The survey of 5,923 gamers carried out in September and published on October 12, discovered that almost half of respondents claimed to be playing more mobile games in 2012 compared with 2011, a change in behavior driven by the growing number of free apps (37%) as well as the growing portability and convenience of smartphones and tablets (34%).
But it isn't just a greater proliferation of free games that is helping to grow the market, as almost 30 percent of app gamers claimed to have made in-app game purchases or upgraded from a free to a paid-for app. However, smartphone gamers are different from their tablet-toting contemporaries. Tablet gamers were the most likely to have made both in-app purchases or to have upgraded to a premium app.
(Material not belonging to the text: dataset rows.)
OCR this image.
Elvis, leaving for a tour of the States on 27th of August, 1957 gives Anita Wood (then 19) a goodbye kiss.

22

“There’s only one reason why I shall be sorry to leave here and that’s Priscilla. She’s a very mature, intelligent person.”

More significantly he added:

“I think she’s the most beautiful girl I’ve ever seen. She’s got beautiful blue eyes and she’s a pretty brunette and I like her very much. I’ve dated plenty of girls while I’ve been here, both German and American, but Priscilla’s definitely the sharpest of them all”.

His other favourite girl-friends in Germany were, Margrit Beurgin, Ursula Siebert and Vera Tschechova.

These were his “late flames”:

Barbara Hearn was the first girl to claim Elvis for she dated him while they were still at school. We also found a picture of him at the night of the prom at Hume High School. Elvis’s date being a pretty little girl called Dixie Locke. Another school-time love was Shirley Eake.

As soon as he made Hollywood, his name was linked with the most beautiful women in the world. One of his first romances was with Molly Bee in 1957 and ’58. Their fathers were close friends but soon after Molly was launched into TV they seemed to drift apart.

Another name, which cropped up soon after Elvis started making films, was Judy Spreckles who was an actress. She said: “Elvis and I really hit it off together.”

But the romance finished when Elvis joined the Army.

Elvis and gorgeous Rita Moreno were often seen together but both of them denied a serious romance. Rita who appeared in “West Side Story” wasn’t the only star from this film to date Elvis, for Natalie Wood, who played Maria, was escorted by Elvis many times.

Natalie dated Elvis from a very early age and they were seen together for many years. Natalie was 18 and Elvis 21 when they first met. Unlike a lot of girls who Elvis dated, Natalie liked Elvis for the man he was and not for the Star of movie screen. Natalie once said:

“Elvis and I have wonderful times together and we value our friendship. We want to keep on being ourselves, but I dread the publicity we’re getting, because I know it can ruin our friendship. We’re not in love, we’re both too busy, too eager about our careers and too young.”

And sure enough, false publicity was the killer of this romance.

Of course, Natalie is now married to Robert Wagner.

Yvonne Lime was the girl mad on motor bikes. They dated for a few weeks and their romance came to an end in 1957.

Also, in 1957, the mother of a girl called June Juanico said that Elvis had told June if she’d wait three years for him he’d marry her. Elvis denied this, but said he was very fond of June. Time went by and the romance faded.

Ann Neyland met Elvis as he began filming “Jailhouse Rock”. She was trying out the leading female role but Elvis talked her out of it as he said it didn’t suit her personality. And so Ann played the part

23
However, considering that people as young as 2 years old are included in the survey's data, there is a clear suggestion that the differing behavior is a question of disposable income, rather than purely device-related.
In June, technology market research group ABI published findings that claimed smartphones and tablets were already eating into the market for dedicated handheld gaming devices such as the Sony Playstation Vita and the Nintendo 3DS, noting that while 38 million such devices were expected to ship in 2013, it is well below the 2008 peak of 47 million units.
Last week Electronic Arts (now EA) founder Trip Hawkins told IGN that console gaming was also set to become a niche activity reserved for hobbyists and that he believes the future of mass market gaming will revolve around convenience, the ability to play games wherever a user happens to find themselves, whether in a hotel room, on a train or sitting at the desk in the office. "The console market is always going to be with us, because there's always going to be a hardcore segment, a segment that likes innovation. But it's going to become a smaller market, and it's going to be more like a hobby market. You look at airplanes. Most of us just want to be a passenger, but there's a hobby market for people who are really into aviation and want to take flying lessons and maybe someday have their own airplane. I think that's what's happening to the console market," he is quoted as saying.